「いのち」「健康」テーマの大阪万博、全面禁煙のルール守られず…メタンガスに引火リスクも

2025年4月21日(月)20時9分 読売新聞

会場内で喫煙する海外パビリオンの関係者(13日、大阪市此花区で)=近藤誠撮影

 大阪・関西万博の会場で、禁煙のルールが守られていない。一部のパビリオンの外に灰皿が設置され、喫煙する関係者の姿も見られる。日本国際博覧会協会(万博協会)は、万博が「いのち」をテーマに掲げることを踏まえて禁煙とした経緯があり、対応に頭を悩ませている。(石渕譲、猪原章)

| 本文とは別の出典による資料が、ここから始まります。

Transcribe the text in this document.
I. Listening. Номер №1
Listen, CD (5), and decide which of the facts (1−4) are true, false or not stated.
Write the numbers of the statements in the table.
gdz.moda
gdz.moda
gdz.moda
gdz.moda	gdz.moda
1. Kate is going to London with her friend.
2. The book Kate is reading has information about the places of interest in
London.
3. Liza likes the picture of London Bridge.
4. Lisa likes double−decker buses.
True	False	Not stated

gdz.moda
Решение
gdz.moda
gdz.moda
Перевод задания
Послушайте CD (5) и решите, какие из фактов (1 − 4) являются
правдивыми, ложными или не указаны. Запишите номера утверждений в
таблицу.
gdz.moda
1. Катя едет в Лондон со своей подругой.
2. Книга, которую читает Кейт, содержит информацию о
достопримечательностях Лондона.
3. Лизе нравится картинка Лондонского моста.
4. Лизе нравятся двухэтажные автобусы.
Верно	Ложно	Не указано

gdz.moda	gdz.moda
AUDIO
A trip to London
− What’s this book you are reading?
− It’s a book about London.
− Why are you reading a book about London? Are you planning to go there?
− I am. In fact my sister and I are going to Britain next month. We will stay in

 ある海外パビリオンの裏手には、建物の陰に隠れるように赤い灰皿が置かれている。18日午前、関係者パスを首から下げた男性4人が、談笑しながらたばこを吸い始めた。別の海外パビリオンの付近でも、こうした喫煙所が確認できた。

 万博協会は、今回の万博で掲げる「いのち」や「健康」といったテーマを踏まえ、人工島・夢洲ゆめしま(大阪市此花区)の会場内を全面禁煙とし、来場者やパビリオンの運営者らに順守を求めている。喫煙者への配慮から、大阪メトロ中央線・夢洲駅と接続する東ゲートの外に2か所の喫煙所を設けたが、会場内からの往復には時間がかかる。

 会場内の物販店で働く喫煙者の男性(49)は「ルールなので仕方ないが不便。隠れて喫煙する人の気持ちはわからなくもない」と話す。

 会場内での喫煙は、事故のリスクがある。夢洲は埋め立て地で、会場西側はメタンガスが発生しやすい廃棄物の焼却灰が使われている。

 会場西側では昨年3月、トイレ工事で火花がメタンガスに引火し、爆発する事故が起きた。開幕直前のリハーサル時にも、同じ西側エリアの地下で、爆発の恐れのある濃度のガスが検知された。

 万博協会内では、安全な別の場所に喫煙所を設けて分煙を徹底すべきだとの意見も出ており、幹部は「吸う人、吸わない人が共存できる方法を考えたい」としている。